Stochastic Runtime Analysis of a Cross Entropy Algorithm for Traveling Salesman Problems

TL;DR

This paper provides a detailed stochastic runtime analysis of a Cross-Entropy Algorithm applied to various classes of Traveling Salesman Problems, demonstrating near-optimal probabilistic performance bounds for different instance complexities.

Contribution

It introduces new stochastic runtime bounds for a Cross-Entropy Algorithm on TSPs, including simple and complex instances, with proofs of high-probability optimal solution attainment.

Findings

Runtime bounds are close to known expected runtimes for Max-Min Ant System variants.

Optimal solutions are obtained with overwhelming probability in polynomial time.

The results outperform recent expected runtime bounds for the $(+)$ EA.

Abstract

This article analyzes the stochastic runtime of a Cross-Entropy Algorithm on two classes of traveling salesman problems. The algorithm shares main features of the famous Max-Min Ant System with iteration-best reinforcement.

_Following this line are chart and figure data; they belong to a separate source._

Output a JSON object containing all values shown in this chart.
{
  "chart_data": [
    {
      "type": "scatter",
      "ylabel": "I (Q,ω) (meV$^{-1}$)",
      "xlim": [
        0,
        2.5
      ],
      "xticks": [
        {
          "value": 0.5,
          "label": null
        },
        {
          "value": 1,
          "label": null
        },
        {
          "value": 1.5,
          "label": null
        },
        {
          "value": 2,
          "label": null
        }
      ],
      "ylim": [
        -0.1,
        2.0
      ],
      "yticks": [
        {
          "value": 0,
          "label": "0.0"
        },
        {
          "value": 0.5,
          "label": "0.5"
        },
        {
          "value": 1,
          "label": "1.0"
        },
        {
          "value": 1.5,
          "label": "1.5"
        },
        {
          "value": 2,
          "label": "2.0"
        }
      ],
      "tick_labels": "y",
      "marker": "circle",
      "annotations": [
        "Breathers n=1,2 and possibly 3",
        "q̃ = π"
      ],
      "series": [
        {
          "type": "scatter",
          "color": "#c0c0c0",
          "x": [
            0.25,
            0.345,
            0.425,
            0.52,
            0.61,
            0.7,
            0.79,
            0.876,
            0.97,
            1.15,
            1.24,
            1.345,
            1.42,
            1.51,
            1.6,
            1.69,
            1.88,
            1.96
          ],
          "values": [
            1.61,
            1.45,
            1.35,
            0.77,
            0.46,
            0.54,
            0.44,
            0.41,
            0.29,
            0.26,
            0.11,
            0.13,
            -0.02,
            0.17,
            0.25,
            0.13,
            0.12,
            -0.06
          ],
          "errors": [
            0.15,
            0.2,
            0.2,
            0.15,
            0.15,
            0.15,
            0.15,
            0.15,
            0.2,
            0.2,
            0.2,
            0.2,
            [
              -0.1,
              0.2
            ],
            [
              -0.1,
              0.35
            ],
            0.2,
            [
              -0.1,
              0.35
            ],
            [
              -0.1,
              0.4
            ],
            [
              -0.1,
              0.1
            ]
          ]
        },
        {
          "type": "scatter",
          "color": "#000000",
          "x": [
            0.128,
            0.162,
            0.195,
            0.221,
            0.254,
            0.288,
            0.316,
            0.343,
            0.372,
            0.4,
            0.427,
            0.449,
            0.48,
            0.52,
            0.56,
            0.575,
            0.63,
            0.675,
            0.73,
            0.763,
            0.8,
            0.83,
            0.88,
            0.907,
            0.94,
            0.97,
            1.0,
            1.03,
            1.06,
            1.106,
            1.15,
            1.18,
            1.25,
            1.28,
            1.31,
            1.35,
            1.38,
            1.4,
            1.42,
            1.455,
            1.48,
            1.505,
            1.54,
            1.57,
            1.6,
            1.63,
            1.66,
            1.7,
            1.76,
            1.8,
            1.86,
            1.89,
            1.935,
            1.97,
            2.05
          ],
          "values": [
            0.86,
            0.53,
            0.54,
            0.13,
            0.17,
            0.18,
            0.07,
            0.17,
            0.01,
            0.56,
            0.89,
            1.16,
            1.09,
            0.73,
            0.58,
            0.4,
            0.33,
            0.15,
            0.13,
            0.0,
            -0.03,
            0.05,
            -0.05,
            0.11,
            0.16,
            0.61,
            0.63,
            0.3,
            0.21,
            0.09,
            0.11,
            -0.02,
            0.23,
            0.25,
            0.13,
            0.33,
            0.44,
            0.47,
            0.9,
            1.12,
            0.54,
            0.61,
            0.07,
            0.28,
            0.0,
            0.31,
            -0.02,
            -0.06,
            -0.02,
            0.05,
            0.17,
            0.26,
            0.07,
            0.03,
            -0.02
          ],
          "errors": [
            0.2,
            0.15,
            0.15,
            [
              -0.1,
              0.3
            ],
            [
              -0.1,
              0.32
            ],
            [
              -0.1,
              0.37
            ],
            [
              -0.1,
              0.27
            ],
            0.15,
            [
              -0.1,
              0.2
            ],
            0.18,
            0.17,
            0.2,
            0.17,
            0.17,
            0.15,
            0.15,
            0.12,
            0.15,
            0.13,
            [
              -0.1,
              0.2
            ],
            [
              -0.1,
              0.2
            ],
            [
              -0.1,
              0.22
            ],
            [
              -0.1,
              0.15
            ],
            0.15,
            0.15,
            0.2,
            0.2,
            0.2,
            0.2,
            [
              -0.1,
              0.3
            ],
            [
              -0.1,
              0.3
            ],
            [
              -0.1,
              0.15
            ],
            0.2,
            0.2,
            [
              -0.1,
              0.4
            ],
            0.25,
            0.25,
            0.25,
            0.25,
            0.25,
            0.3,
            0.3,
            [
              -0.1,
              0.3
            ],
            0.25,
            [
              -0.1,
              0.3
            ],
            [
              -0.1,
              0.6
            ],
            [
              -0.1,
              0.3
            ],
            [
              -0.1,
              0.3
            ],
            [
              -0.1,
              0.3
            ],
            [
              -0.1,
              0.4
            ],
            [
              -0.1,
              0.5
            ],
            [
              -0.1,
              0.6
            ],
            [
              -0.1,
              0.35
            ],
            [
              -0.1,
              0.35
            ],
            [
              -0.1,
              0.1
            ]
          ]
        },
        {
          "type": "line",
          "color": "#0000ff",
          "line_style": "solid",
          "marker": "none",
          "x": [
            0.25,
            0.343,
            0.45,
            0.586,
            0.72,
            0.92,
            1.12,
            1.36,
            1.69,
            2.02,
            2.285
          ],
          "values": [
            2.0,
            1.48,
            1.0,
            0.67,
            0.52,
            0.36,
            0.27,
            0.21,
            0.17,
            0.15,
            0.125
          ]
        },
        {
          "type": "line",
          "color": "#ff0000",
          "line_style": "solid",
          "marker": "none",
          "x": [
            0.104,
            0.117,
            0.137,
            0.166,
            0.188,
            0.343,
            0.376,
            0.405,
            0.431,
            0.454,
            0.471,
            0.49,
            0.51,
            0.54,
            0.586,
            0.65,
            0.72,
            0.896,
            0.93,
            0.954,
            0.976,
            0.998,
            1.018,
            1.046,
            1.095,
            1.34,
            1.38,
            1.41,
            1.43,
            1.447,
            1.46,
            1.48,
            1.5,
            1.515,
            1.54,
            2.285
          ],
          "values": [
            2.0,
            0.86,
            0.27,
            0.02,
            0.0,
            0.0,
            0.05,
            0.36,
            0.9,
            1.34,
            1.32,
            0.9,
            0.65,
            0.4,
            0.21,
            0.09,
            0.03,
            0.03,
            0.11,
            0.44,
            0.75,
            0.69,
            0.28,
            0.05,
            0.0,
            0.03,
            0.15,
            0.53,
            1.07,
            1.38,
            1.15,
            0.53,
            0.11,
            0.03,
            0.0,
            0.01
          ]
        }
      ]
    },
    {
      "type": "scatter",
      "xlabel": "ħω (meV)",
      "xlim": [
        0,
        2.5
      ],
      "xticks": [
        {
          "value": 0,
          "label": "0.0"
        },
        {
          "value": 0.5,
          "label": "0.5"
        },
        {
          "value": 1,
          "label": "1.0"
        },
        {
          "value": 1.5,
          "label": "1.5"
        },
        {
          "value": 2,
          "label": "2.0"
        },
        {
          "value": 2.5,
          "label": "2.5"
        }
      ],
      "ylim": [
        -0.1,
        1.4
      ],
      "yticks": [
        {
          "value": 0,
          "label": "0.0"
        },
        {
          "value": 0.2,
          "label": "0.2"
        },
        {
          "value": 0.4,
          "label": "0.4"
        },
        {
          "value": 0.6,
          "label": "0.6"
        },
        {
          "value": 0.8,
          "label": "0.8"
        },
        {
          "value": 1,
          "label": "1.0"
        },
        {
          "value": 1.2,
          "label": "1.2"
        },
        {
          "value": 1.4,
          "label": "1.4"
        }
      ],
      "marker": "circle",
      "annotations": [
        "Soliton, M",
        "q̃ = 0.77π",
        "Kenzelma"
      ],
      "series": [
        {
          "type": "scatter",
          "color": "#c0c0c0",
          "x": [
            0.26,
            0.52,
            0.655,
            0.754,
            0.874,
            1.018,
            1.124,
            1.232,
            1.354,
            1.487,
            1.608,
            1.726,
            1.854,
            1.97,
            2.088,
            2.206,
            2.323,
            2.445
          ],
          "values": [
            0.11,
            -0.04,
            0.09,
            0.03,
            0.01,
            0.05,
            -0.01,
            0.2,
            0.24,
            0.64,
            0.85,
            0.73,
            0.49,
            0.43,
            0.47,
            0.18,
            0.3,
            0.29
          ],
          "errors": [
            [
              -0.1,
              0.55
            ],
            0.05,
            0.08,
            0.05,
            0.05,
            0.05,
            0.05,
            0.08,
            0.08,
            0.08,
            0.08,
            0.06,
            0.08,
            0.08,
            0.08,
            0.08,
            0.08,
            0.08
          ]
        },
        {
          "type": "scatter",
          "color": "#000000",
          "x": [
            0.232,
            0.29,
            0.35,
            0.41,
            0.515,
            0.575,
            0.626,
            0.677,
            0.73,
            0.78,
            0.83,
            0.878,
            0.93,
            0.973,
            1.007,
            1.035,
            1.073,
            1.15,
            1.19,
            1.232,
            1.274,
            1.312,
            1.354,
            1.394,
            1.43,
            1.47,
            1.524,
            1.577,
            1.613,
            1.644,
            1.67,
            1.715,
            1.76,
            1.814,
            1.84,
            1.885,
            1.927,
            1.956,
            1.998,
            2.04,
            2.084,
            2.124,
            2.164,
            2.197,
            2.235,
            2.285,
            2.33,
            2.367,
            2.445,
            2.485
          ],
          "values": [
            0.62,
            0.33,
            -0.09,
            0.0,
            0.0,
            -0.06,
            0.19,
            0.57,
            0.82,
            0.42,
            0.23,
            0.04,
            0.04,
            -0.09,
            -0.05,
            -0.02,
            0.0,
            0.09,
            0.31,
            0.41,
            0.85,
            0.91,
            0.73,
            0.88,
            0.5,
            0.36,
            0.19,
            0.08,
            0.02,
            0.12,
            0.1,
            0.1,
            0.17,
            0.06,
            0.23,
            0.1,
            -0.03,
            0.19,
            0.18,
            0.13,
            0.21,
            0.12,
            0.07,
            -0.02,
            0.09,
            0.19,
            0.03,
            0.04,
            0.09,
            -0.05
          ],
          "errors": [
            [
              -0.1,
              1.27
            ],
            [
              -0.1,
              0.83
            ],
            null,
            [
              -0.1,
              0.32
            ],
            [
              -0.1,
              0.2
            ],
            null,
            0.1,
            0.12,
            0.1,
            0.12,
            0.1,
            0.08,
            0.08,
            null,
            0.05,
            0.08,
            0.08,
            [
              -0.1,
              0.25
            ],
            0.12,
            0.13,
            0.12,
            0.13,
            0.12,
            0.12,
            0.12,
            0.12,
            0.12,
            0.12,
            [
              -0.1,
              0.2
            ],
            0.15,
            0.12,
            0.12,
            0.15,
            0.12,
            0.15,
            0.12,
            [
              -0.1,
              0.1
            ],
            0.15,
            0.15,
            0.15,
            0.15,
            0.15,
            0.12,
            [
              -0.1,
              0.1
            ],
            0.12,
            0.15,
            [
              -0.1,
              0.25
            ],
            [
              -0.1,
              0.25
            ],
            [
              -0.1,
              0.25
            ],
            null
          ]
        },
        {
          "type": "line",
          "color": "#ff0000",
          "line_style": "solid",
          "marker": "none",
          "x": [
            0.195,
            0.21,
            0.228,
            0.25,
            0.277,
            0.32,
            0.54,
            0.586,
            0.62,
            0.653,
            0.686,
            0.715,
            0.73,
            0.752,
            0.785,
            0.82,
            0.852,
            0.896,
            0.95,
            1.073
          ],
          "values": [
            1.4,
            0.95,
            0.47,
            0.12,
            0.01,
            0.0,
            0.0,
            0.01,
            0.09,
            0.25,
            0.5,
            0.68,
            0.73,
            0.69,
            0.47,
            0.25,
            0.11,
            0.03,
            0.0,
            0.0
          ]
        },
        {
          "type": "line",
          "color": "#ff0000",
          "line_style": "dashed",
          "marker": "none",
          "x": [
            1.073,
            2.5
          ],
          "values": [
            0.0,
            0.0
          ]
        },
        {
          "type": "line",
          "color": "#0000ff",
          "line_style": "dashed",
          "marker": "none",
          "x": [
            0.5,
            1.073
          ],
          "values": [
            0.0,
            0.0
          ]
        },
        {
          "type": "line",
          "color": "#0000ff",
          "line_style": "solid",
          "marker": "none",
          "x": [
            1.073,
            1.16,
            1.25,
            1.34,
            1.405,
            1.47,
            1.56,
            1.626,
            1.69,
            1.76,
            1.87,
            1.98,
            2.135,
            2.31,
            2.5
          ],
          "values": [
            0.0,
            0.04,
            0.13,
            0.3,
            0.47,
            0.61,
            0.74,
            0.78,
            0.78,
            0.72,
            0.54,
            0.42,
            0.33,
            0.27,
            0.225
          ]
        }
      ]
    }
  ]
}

For simple instances that have a $\{1,n\}$-valued distance function and a unique optimal solution, we prove a stochastic runtime of $O(n^{6+\epsilon})$ with the vertex-based random solution generation, and a stochastic runtime of $O(n^{3+\epsilon}\ln n)$ with the edge-based random solution generation for an arbitrary $\epsilon\in (0,1)$. These runtimes are very close to the known expected runtime for variants of Max-Min Ant System with best-so-far reinforcement. They are obtained for the stronger notion of stochastic runtime, which means that an optimal solution is obtained in that time with an overwhelming probability, i.e., a probability tending exponentially fast to one with growing problem size. We also inspect more complex instances with $n$ vertices positioned on an $m\times m$ grid. When the $n$ vertices span a convex polygon, we obtain a stochastic runtime of $O(n^{3}m^{5+\epsilon})$ with the vertex-based random solution generation, and a stochastic runtime of $O(n^{2}m^{5+\epsilon})$ for the edge-based random solution generation. When there are $k = O(1)$ many vertices inside a convex polygon spanned by the other $n-k$ vertices, we obtain a stochastic runtime of $O(n^{4}m^{5+\epsilon}+n^{6k-1}m^{\epsilon})$ with the vertex-based random solution generation, and a stochastic runtime of $O(n^{3}m^{5+\epsilon}+n^{3k}m^{\epsilon})$ with the edge-based random solution generation. These runtimes are better than the expected runtime for the so-called $(\mu\!+\!\lambda)$ EA reported in a recent article, and again obtained for the stronger notion of stochastic runtime.